Synthesizing loopholes in Canadian THC taxes
New products defined under the Cannabis Act must be approved under Section 244 of the Regulations through a Health Canada portal. And all new cannabis products, regardless of cannabinoid content, must go through the portal.
In Canada, CBD has never been less legal than THC – up to a certain number of milligrams per edible package. A producer’s ability to grow CBD is at least as limited as THC. Fields of CBD biomass grow in the foothills of BC’s coastal mountains and numerous other locations across Canada’s countryside.
However, in Canada, THC legally defines delta-9-tetrahydrocannabinol. In contrast, the law and regulations do not restrict delta-8-THC in edibles. For example, THC and THCa are both defined as Delta-9 according to the law and guidelines within the portal. Furthermore, total THC only defines the amount of D9, but not other isomers of the cannabinoid.
Taxation of THC-o-Acetate in the Canadian Market
The CEO and founder of a Canadian cannabis lawsuit discussed the waves her new THC-o-acetate patent will make in Ottawa in a Linkedin post.
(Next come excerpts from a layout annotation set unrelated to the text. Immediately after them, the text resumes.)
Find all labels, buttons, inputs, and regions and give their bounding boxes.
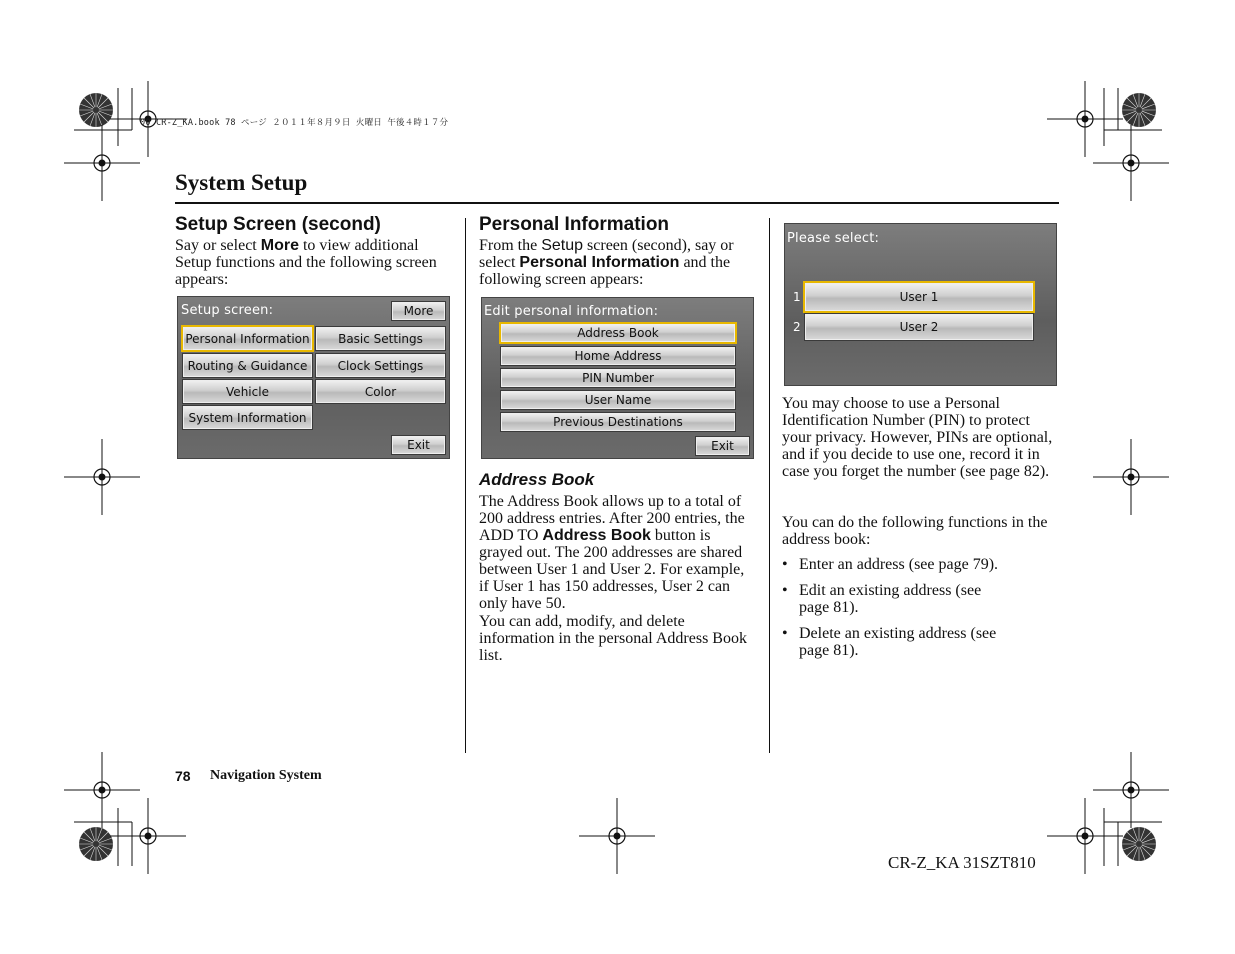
setup-screen-heading: Setup Screen (second) <box>175 214 381 235</box>
address-book-paragraph: The Address Book allows up to a total of 200 address entries. After 200 entries, the ADD TO Address Book button is grayed out. The 200 addresses are shared between User 1 and User 2. For example, if User 1 has 150 addresses, User 2 can only have 50. <box>479 493 745 612</box>
exit-button[interactable]: Exit <box>391 435 446 455</box>
routing-guidance-button[interactable]: Routing & Guidance <box>182 353 313 378</box>
user-2-number: 2 <box>793 320 801 334</box>
page-number: 78 <box>175 768 191 784</box>
column-divider-1 <box>465 218 466 753</box>
pin-paragraph: You may choose to use a Personal Identification Number (PIN) to protect your privacy. However, PINs are optional, and if you decide to use one, record it in case you forget the number (see page 82). <box>782 395 1053 480</box>
color-button[interactable]: Color <box>315 379 446 404</box>
vehicle-button[interactable]: Vehicle <box>182 379 313 404</box>
edit-personal-information-screen <box>481 297 754 459</box>
personal-information-paragraph: From the Setup screen (second), say or select Personal Information and the following screen appears: <box>479 237 734 288</box>
setup-screen-image <box>177 296 450 459</box>
edit-screen-title: Edit personal information: <box>484 304 659 319</box>
clock-settings-button[interactable]: Clock Settings <box>315 353 446 378</box>
address-book-paragraph-2: You can add, modify, and delete information in the personal Address Book list. <box>479 613 747 664</box>
previous-destinations-button[interactable]: Previous Destinations <box>500 412 736 432</box>
list-item: • Enter an address (see page 79). <box>782 556 1032 573</box>
basic-settings-button[interactable]: Basic Settings <box>315 326 446 351</box>
please-select-screen <box>784 223 1057 386</box>
more-button[interactable]: More <box>391 301 446 321</box>
system-information-button[interactable]: System Information <box>182 405 313 430</box>
personal-information-button[interactable]: Personal Information <box>182 326 313 351</box>
home-address-button[interactable]: Home Address <box>500 346 736 366</box>
title-rule <box>175 202 1059 204</box>
setup-screen-title: Setup screen: <box>181 303 274 318</box>
document-code: CR-Z_KA 31SZT810 <box>888 853 1036 872</box>
print-header: 00 CR-Z_KA.book 78 ページ ２０１１年８月９日 火曜日 午後４時１７分 <box>140 118 449 128</box>
book-title: Navigation System <box>210 768 322 783</box>
exit-button[interactable]: Exit <box>695 436 750 456</box>
list-item: • Delete an existing address (see page 81). <box>782 625 1018 659</box>
column-divider-2 <box>769 218 770 753</box>
user-1-button[interactable]: User 1 <box>804 282 1034 312</box>
setup-screen-paragraph: Say or select More to view additional Setup functions and the following screen appears: <box>175 237 437 288</box>
user-1-number: 1 <box>793 290 801 304</box>
address-book-subheading: Address Book <box>479 470 595 489</box>
list-item: • Edit an existing address (see page 81). <box>782 582 1002 616</box>
user-name-button[interactable]: User Name <box>500 390 736 410</box>
functions-intro-paragraph: You can do the following functions in the address book: <box>782 514 1048 548</box>
please-select-title: Please select: <box>787 231 880 246</box>
functions-list <box>782 556 1032 668</box>
address-book-button[interactable]: Address Book <box>500 323 736 343</box>
pin-number-button[interactable]: PIN Number <box>500 368 736 388</box>
user-2-button[interactable]: User 2 <box>804 313 1034 341</box>
section-title: System Setup <box>175 170 308 195</box>
personal-information-heading: Personal Information <box>479 214 670 235</box>
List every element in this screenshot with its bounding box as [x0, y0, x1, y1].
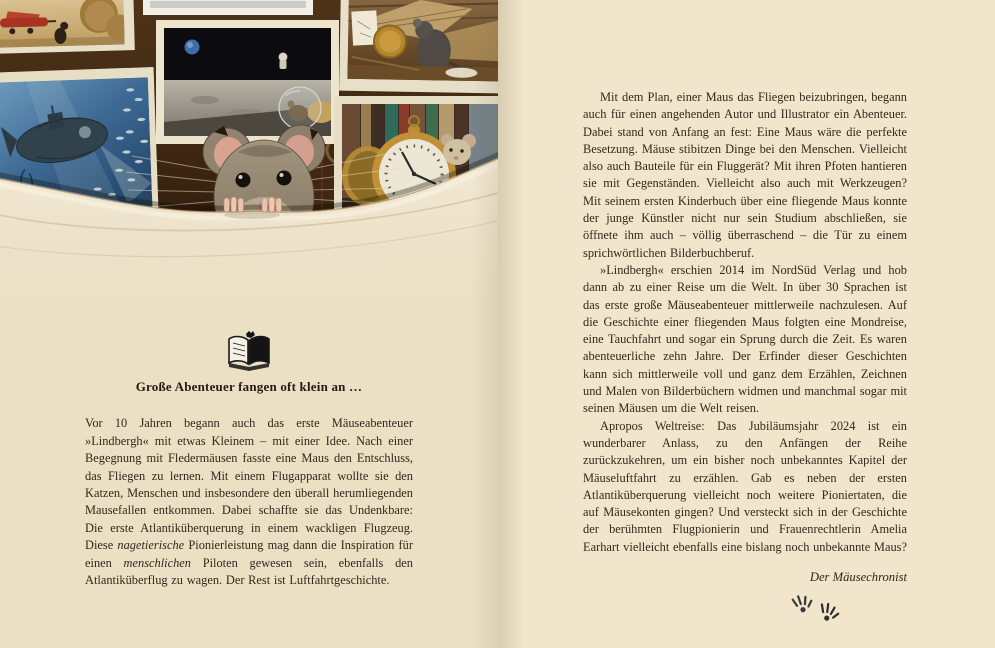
author-signature: Der Mäusechronist [809, 570, 907, 585]
cut-off-frame [143, 0, 313, 15]
moon-landing-picture [156, 20, 339, 144]
paragraph-segment: Pionierleistung mag dann die Inspiration für einen [85, 538, 413, 570]
safari-airplane-picture [0, 0, 135, 54]
paragraph-segment: Vor 10 Jahren begann auch das erste Mäuseabenteuer »Lindbergh« mit etwas Kleinem – mit einer Idee. Nach einer Begegnung mit Fledermäusen fasste eine Maus den Entschluss, das Fliegen zu lernen. Mit einem Flugapparat wollte sie den Katzen, Menschen und insbesondere den überall herumliegenden Mausefallen entkommen. Dabei schaffte sie das Undenkbare: Die erste Atlantiküberquerung in einem wackligen Flugzeug. Diese [85, 416, 413, 553]
right-page-text [498, 0, 995, 628]
right-paragraph-1: Mit dem Plan, einer Maus das Fliegen beizubringen, begann auch für einen angehenden Autor und Illustrator ein Abenteuer. Dabei stand von Anfang an fest: Eine Maus wäre die perfekte Besetzung. Mäuse stibitzen Dinge bei den Menschen. Vielleicht also auch Bauteile für ein Fluggerät? Mit ihren Pfoten hantieren sie mit Gegenständen. Vielleicht also auch mit Werkzeugen? Mit seinem ersten Kinderbuch über eine fliegende Maus konnte der junge Künstler nicht nur sein Studium abschließen, sie öffnete ihm auch – völlig überraschend – die Tür zu einem sprichwörtlichen Bilderbuchberuf. [583, 90, 907, 260]
right-paragraph-2: »Lindbergh« erschien 2014 im NordSüd Verlag und hob dann ab zu einer Reise um die Welt. In über 30 Sprachen ist das erste große Mäuseabenteuer mittlerweile nachzulesen. Auf die Geschichte einer fliegenden Maus folgten eine Mondreise, eine Tauchfahrt und sogar ein Sprung durch die Zeit. Es waren abenteuerliche zehn Jahre. Der Erfinder dieser Geschichten kann sich mittlerweile voll und ganz dem Erzählen, Zeichnen und Malen von Bilderbüchern widmen und manchmal sogar mit seinen Mäusen um die Welt reisen. [583, 262, 907, 416]
italic-word: menschlichen [123, 555, 191, 570]
illustration-mouse-gallery [0, 0, 498, 300]
paragraph-segment: Piloten gewesen sein, ebenfalls den Atlantiküberflug zu wagen. Der Rest ist Luftfahrtgeschichte. [85, 555, 413, 588]
left-page-paragraph [85, 415, 413, 589]
mouse-paw-prints-icon [583, 593, 841, 628]
inventor-workshop-picture [339, 0, 498, 94]
open-book-with-mouse-icon [0, 331, 498, 376]
right-page [498, 0, 995, 648]
right-paragraph-3: Apropos Weltreise: Das Jubiläumsjahr 2024 ist ein wunderbarer Anlass, zu den Anfängen der Reihe zurückzukehren, um ein bisher noch unbekanntes Kapitel der Mäuseluftfahrt zu erzählen. Gab es neben der ersten Atlantiküberquerung vielleicht noch weitere Pioniertaten, die auf Mäusekonten gingen? Und versteckt sich in der Geschichte der berühmten Flugpionierin und Frauenrechtlerin Amelia Earhart vielleicht ebenfalls eine bislang noch unbekannte Maus? [583, 418, 907, 554]
italic-word: nagetierische [117, 538, 185, 553]
left-page-heading: Große Abenteuer fangen oft klein an … [135, 379, 363, 394]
Excise tax evasion is the reason for the company to bring a synthetic variant of THC to the Canadian market. However, more regulations will likely be the answer. This assumes that any ripples caused by the patent will create flip-flop laws akin to America’s post-farm bill market.
Let us know what you think of Delta 8 for bypassing THC limits in edibles in these comments. Should synthetic forms of THC or other cannabinoids be used as a tax-free cash heist in Canada?